Beginning with area A_1, we obtain its moment of inertia (I_z)_1 about the z axis from the equation
(I_z)_1= (I_c)_1 + A_1 d_1^2 (c)
In this equation, (I_c)_1 is the moment of inertia of area A_1 about its own centroidal axis:
(I_c)_1=\frac{1}{12} (b-2t)(t)^3=\frac{1}{12} (276 mm)(12 mm)^3=39,744 mm^4
and d_1 is the distance from the centroidal axis of area A_1 to the z axis:
d_1 = c_1 – t/2 = 18.48 mm – 6 mm = 12.48 mm
Therefore, the moment of inertia of area A_1 about the z axis (from Eq. c) is
(I_z)_1=39,744 mm^4 + (3312 mm^2)(12.48 mm^2) = 555,600 mm^4
Proceeding in the same manner for areas A_2 and A_3, we get
(I_z)_2= (I_z)_3= 956,600 mm^4
Thus, the centroidal moment of inertia I_z of the entire cross-sectional area is
I_z = (I_z)_1+(I_z)_2+(I_z)_3 = 2.469 \times 10^6 mm^4
Section moduli.

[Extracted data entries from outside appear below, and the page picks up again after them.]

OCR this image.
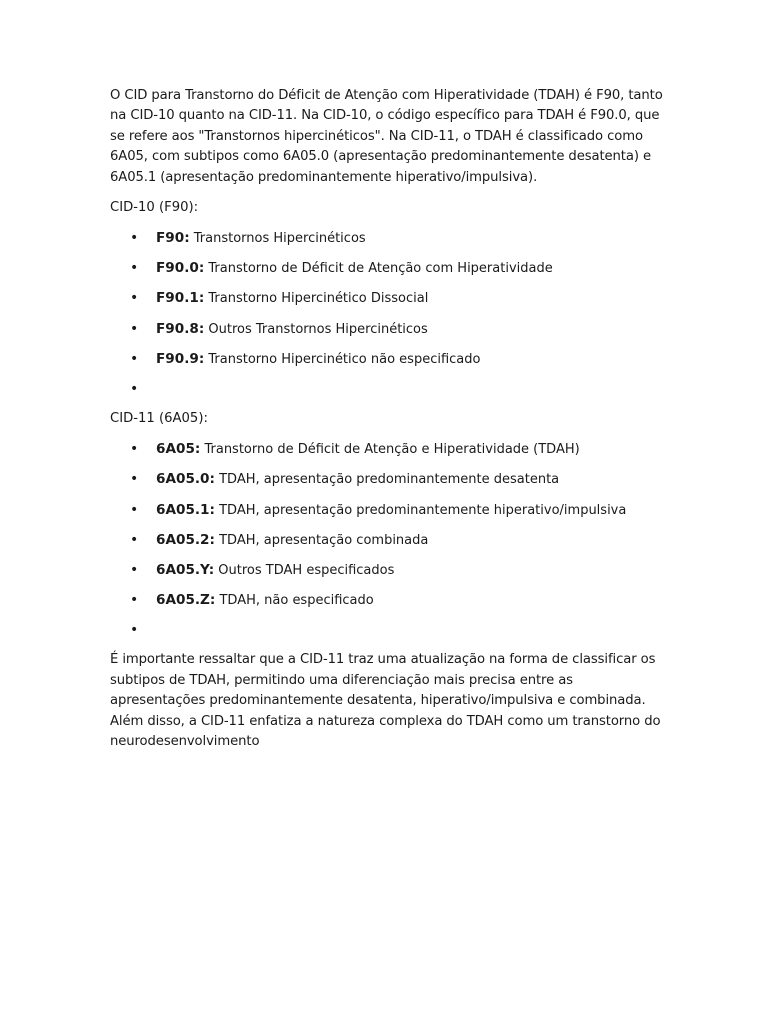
O CID para Transtorno do Déficit de Atenção com Hiperatividade (TDAH) é F90, tanto na CID-10 quanto na CID-11. Na CID-10, o código específico para TDAH é F90.0, que se refere aos "Transtornos hipercinéticos". Na CID-11, o TDAH é classificado como 6A05, com subtipos como 6A05.0 (apresentação predominantemente desatenta) e 6A05.1 (apresentação predominantemente hiperativo/impulsiva).

CID-10 (F90):

• F90: Transtornos Hipercinéticos
• F90.0: Transtorno de Déficit de Atenção com Hiperatividade
• F90.1: Transtorno Hipercinético Dissocial
• F90.8: Outros Transtornos Hipercinéticos
• F90.9: Transtorno Hipercinético não especificado
•

CID-11 (6A05):

• 6A05: Transtorno de Déficit de Atenção e Hiperatividade (TDAH)
• 6A05.0: TDAH, apresentação predominantemente desatenta
• 6A05.1: TDAH, apresentação predominantemente hiperativo/impulsiva
• 6A05.2: TDAH, apresentação combinada
• 6A05.Y: Outros TDAH especificados
• 6A05.Z: TDAH, não especificado
•

É importante ressaltar que a CID-11 traz uma atualização na forma de classificar os subtipos de TDAH, permitindo uma diferenciação mais precisa entre as apresentações predominantemente desatenta, hiperativo/impulsiva e combinada. Além disso, a CID-11 enfatiza a natureza complexa do TDAH como um transtorno do neurodesenvolvimento
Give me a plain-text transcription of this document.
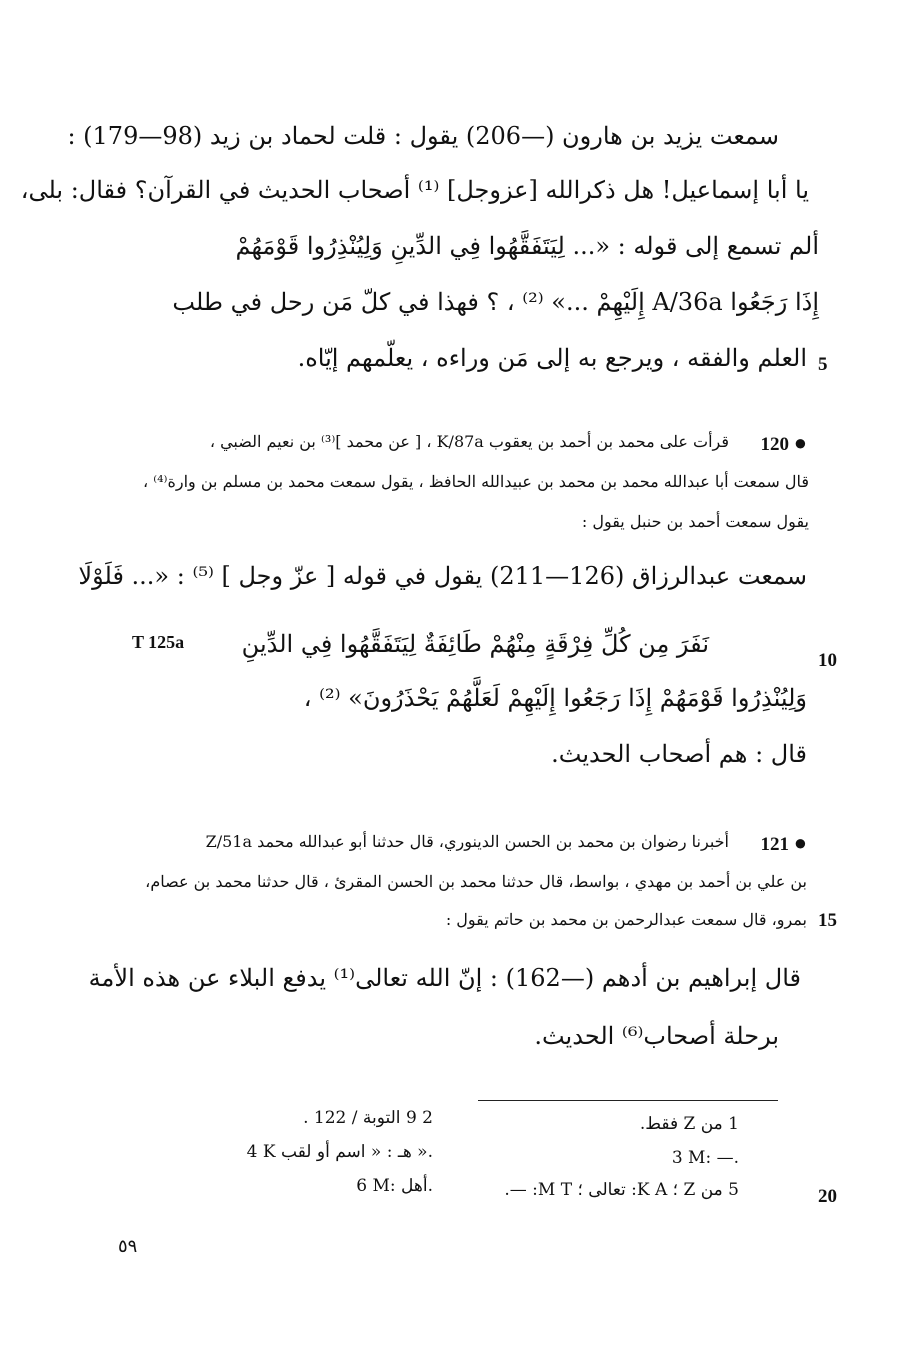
سمعت يزيد بن هارون (—206) يقول : قلت لحماد بن زيد (98—179) :
يا أبا إسماعيل! هل ذكرالله [عزوجل] ⁽¹⁾ أصحاب الحديث في القرآن؟ فقال: بلى،
ألم تسمع إلى قوله : «... لِيَتَفَقَّهُوا فِي الدِّينِ وَلِيُنْذِرُوا قَوْمَهُمْ
إِذَا رَجَعُوا A/36a إِلَيْهِمْ ...» ⁽²⁾ ، ؟ فهذا في كلّ مَن رحل في طلب
العلم والفقه ، ويرجع به إلى مَن وراءه ، يعلّمهم إيّاه. 5
قرأت على محمد بن أحمد بن يعقوب K/87a ، [ عن محمد ]⁽³⁾ بن نعيم الضبي ، 120 ●
قال سمعت أبا عبدالله محمد بن محمد بن عبيدالله الحافظ ، يقول سمعت محمد بن مسلم بن وارة⁽⁴⁾ ،
يقول سمعت أحمد بن حنبل يقول :
سمعت عبدالرزاق (126—211) يقول في قوله [ عزّ وجل ] ⁽⁵⁾ : «... فَلَوْلَا
نَفَرَ مِن كُلِّ فِرْقَةٍ مِنْهُمْ طَائِفَةٌ لِيَتَفَقَّهُوا فِي الدِّينِ
T 125a
10
وَلِيُنْذِرُوا قَوْمَهُمْ إِذَا رَجَعُوا إِلَيْهِمْ لَعَلَّهُمْ يَحْذَرُونَ» ⁽²⁾ ،
قال : هم أصحاب الحديث.
Z/51a أخبرنا رضوان بن محمد بن الحسن الدينوري، قال حدثنا أبو عبدالله محمد 121 ●
بن علي بن أحمد بن مهدي ، بواسط، قال حدثنا محمد بن الحسن المقرئ ، قال حدثنا محمد بن عصام،
بمرو، قال سمعت عبدالرحمن بن محمد بن حاتم يقول : 15
قال إبراهيم بن أدهم (—162) : إنّ الله تعالى⁽¹⁾ يدفع البلاء عن هذه الأمة
برحلة أصحاب⁽⁶⁾ الحديث.
1 من Z فقط.
3 M: —.
5 من Z ؛ K A: تعالى ؛ M T: —.
2 9 التوبة / 122 .
4 K هـ : « اسم أو لقب ».
6 M: أهل.	20
٥٩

The section moduli for the top and bottom of the beam, respectively, are
S_1=\frac{I_z}{c_1} =133,600 mm^3 S_2=\frac{I_z}{c_2} =40,100 mm^3
(see Eqs. 5-15a and b). With the cross-sectional properties determined, we can now proceed to calculate the maximum stresses from Eqs. (5-14a and b).
\sigma _1=-\frac{Mc_1}{I}=-\frac{M}{S_1} \sigma _2=\frac{Mc_2}{I}=\frac{M}{S_2} (5-14a,b)
S_1=\frac{I}{c_1} S_2=\frac{I}{c_2} (5-15a, b)
Maximum stresses. At the cross section of maximum positive bending moment, the largest tensile stress occurs at the bottom of the beam (\sigma_2) and the largest compressive stress occurs at the top (\sigma_1). Thus, from Eqs. (5-14b) and (5-14a), respectively, we get
\sigma _t=\sigma _2=\frac{M_{pos}}{S_2} =\frac{2.025 kN\cdot m}{40,100 mm^3} =50.5 MPa
\sigma _c=\sigma _1=-\frac{M_{pos}}{S_1} =-\frac{2.025 kN\cdot m}{133,600 mm^3} =-15.2 MPa
Similarly, the largest stresses at the section of maximum negative moment are
\sigma _t=\sigma _1=-\frac{M_{neg}}{S_1} =-\frac{-3.6 kN\cdot m}{133,600 mm^3} =26.9 MPa
\sigma _c=\sigma _2=\frac{M_{neg}}{S_2} =\frac{-3.6 kN\cdot m}{40,100 mm^3} =-89.8 MPa
A comparison of these four stresses shows that the largest tensile stress in the beam is 50.5 MPa and occurs at the bottom of the beam at the cross section of maximum positive bending moment; thus,
(\sigma_t)_{max} = 50.5 MPa
The largest compressive stress is -89.8 MPa and occurs at the bottom of the beam at the section of maximum negative moment:
(\sigma_c)_{max} = -89.8 MPa
Thus, we have determined the maximum bending stresses due to the uniform load acting on the beam.